Monday, July 11, 2016

P v. Jones (4th Dist., Div.2) Summary Denial of PC 1170.18 Petition Reversed; Denial of Post Conviction Motion to Dismiss Prior Prison Term Affirmed

In 2013, Mr. Casey Jones sauntered into a Walgreens and stashed approximately 36 dollars worth of soap into his trousers before attempting to leave the store without paying.  For this he was convicted of second degree commercial burglary, PC 459.  Additionally, Jones admitted having served a prior prison term for a felony conviction of petty-theft-with-a-prior, former PC 666.  He was sentenced and began serving his sentence.

After November 5, 2014, Jones filed a petition to reduce his prior PC 666 conviction to a misdemeanor pursuant to PC 1170.18.  This petition was granted.

Then Jones filed another PC 1170.18 petition to reduce his current PC 459 felony conviction to a misdemeanor and to strike the prior prison term enhancement imposed on the basis of his, now misdemeanor, PC 666 conviction.  The trial court denied both requests.  While the prior prison term request was denied following a argument and analysis, the PC 459 reduction was denied without comment.  Jones appealed.

The Fourth District affirms the denial of the request to strike the prior prison term enhancement, but reverses the denial of the PC 459 reduction.

The panel's affirmance of the denial regarding the prior prison term proceeds by way of statutory analysis.  The panel holds that nothing in PC 1170.18 provides a procedure for the dismissal or striking of enhancements.  While I have no quibble with the result, I  find this broad statement less than convincing.

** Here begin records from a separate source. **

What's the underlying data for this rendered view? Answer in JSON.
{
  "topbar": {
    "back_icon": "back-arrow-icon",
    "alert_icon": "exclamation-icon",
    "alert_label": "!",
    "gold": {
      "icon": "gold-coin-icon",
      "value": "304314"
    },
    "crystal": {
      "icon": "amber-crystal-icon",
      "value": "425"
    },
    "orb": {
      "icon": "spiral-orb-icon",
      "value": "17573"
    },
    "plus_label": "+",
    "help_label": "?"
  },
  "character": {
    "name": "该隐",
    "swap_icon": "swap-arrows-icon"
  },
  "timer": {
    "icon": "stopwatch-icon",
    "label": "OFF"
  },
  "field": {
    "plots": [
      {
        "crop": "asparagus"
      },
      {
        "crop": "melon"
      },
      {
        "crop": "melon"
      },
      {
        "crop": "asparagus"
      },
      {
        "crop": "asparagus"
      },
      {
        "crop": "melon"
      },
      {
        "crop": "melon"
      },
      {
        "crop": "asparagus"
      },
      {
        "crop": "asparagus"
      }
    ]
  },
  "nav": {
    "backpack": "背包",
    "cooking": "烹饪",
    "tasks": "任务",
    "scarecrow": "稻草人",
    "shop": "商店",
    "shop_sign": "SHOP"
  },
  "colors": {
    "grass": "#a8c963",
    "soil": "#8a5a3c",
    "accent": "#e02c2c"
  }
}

While there is no explicit language in 1170.18 regarding enhancements, it is unavoidable that 1170.18 will necessarily result in the dismissing and/or striking of certain enhancements.  Prior prison terms may only be applied to felony sentences.  In a case where a defendant is currently serving a sentence for a felony commercial burglary conviction and prior prison term enhancements, if this defendant's 1170.18 petition is granted as to the burglary conviction, resentencing requires the court to strike the prior prison term enhancements.  Ditto for "strike" priors, which only apply to felony convictions.

But the result is reasonable, given that the 666 conviction remained a felony when Jones committed the instant offenses.  Far more interesting is the issue of whether a 1170.18 reduction, granted prior to a current conviction, renders an otherwise qualifying prior prison term incapable of supporting a prior prison term enhancement. 

 On this issue, I side with the P v. Abdallah decision, finding it far superior to the that in P v. Acosta.